Segundo Rui Costa, a votação apresenta indícios de irregularidades, já que parlamentares aliados afirmam que houve fraude no processo de deliberação, com registros inconsistentes e possível manipulação do resultado. Para o ministro, a medida representa mais um capítulo de uma estratégia política da oposição para tentar desgastar o governo federal por meio de ações consideradas arbitrárias.
O ministro destacou que a quebra de sigilo foi aprovada sem justificativa técnica consistente e sem relação direta com o objeto da CPMI, que deveria se concentrar exclusivamente nas investigações sobre o INSS. Ele classificou a decisão como um desvio de finalidade, reforçando que o governo irá acompanhar de perto os desdobramentos e avaliar medidas cabíveis.
Parlamentares governistas também afirmam que a oposição tenta transformar a comissão em um instrumento de ataque político, desviando o foco das apurações e criando um ambiente de tensão permanente.
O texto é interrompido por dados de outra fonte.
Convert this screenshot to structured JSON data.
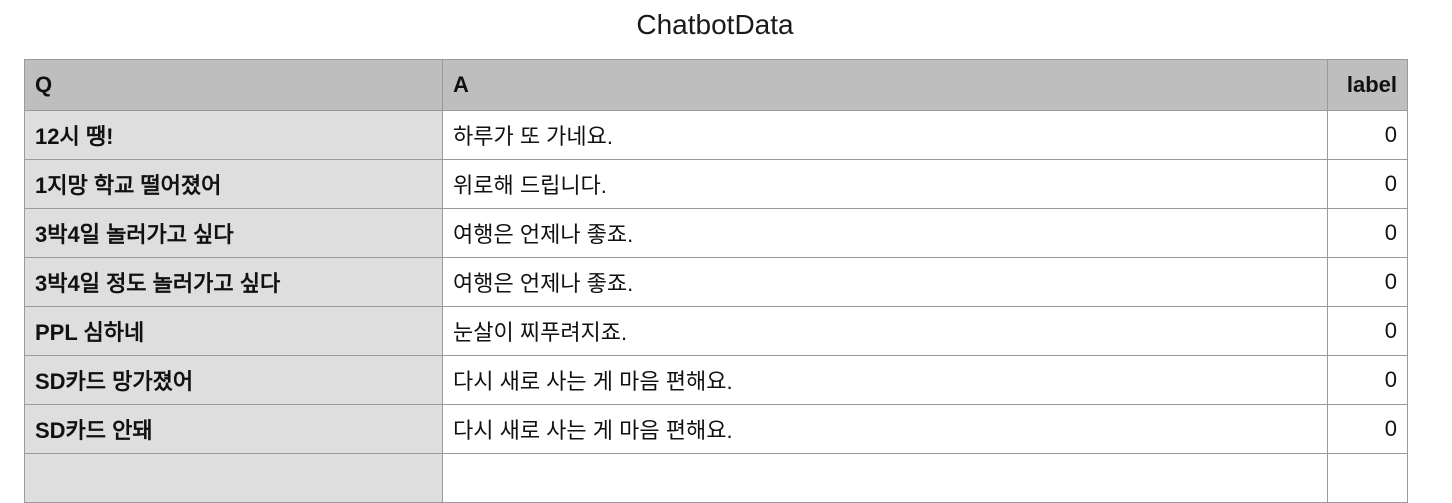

A contestação da votação deve ser formalizada nos próximos dias, com pedidos de revisão e análise detalhada do procedimento adotado.
A polêmica reacende o debate sobre os limites de atuação das CPIs e a necessidade de garantir transparência, legalidade e respeito ao regimento em votações sensíveis, especialmente quando envolvem familiares de autoridades públicas.